Road transport will also be transformed. The sale of petrol and diesel cars and vans will be banned from 2030 onwards, as the shift to zero-emission electric vehicles (EVs) continues to gather momentum. So-called “Gigafactories” will produce the batteries to power these EVs, while rapid charge points will be provided on major roads and motorways. Members of the public will be expected to dispense with their cars wherever possible and either walk, cycle, or use a “green” public transport system, comprising buses, trams, and trains. “Green” ships and planes will be gradually introduced, as alternative sustainable sources of fuel are developed. It is expected that Sustainable Aviation Fuels (SAF) will eventually be produced commercially from household waste, industrial effluent gases, and carbon captured from the atmosphere.
Net zero implies a balance between the generation of GHGs by human activity and its simultaneous removal, also by humans.

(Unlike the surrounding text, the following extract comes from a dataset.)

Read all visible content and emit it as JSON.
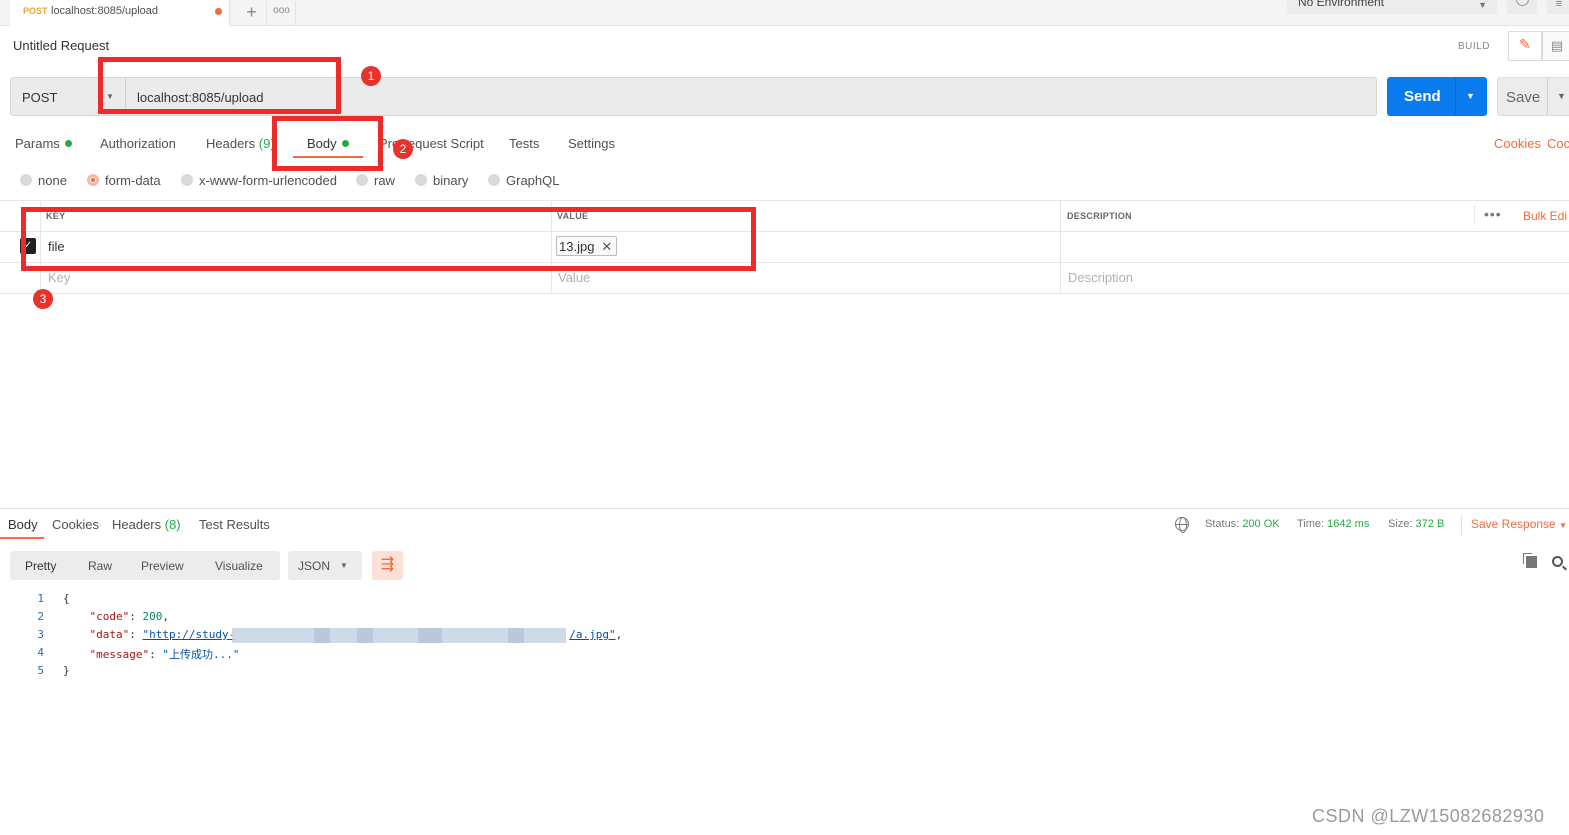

Investment in carbon capture, usage and storage (CCUS) technologies will allow the CO2 that is produced by various industries to be captured and either used in other chemical processes or stored in deep underground shelters, such as in the seabed beneath the North Sea, to keep it away from the atmosphere. Carbon capture clusters of industries, linking industrial carbon production to its capture, will result in designated hubs of commercial activity referred to as “SuperPlaces”. The land itself will contribute to the process of carbon capture, as the restoration of peatlands, woodlands and wetlands, along with other natural habitats, will allow natural carbon sinks to mop up excess CO2.
To drive the green transition and bring about the “Green Industrial Revolution”, investment in research and development, driven by government spending and private green financing, will require effective collaboration between the public and private sectors. The government expects that the creation of high-skilled high-paid jobs in new and innovative industries will restore a competitive edge to British industry, help renew Britain’s industrial heartlands, and bring in new sources of export revenue. While you might quibble over such matters as the costs of the project (either too little or too much), the likely impact of the proposed changes, and the effects of loss of Fuel Duty and Vehicle Excise Duty on government revenues, there seems little reason to question the government’s motives in its desire to achieve Net Zero.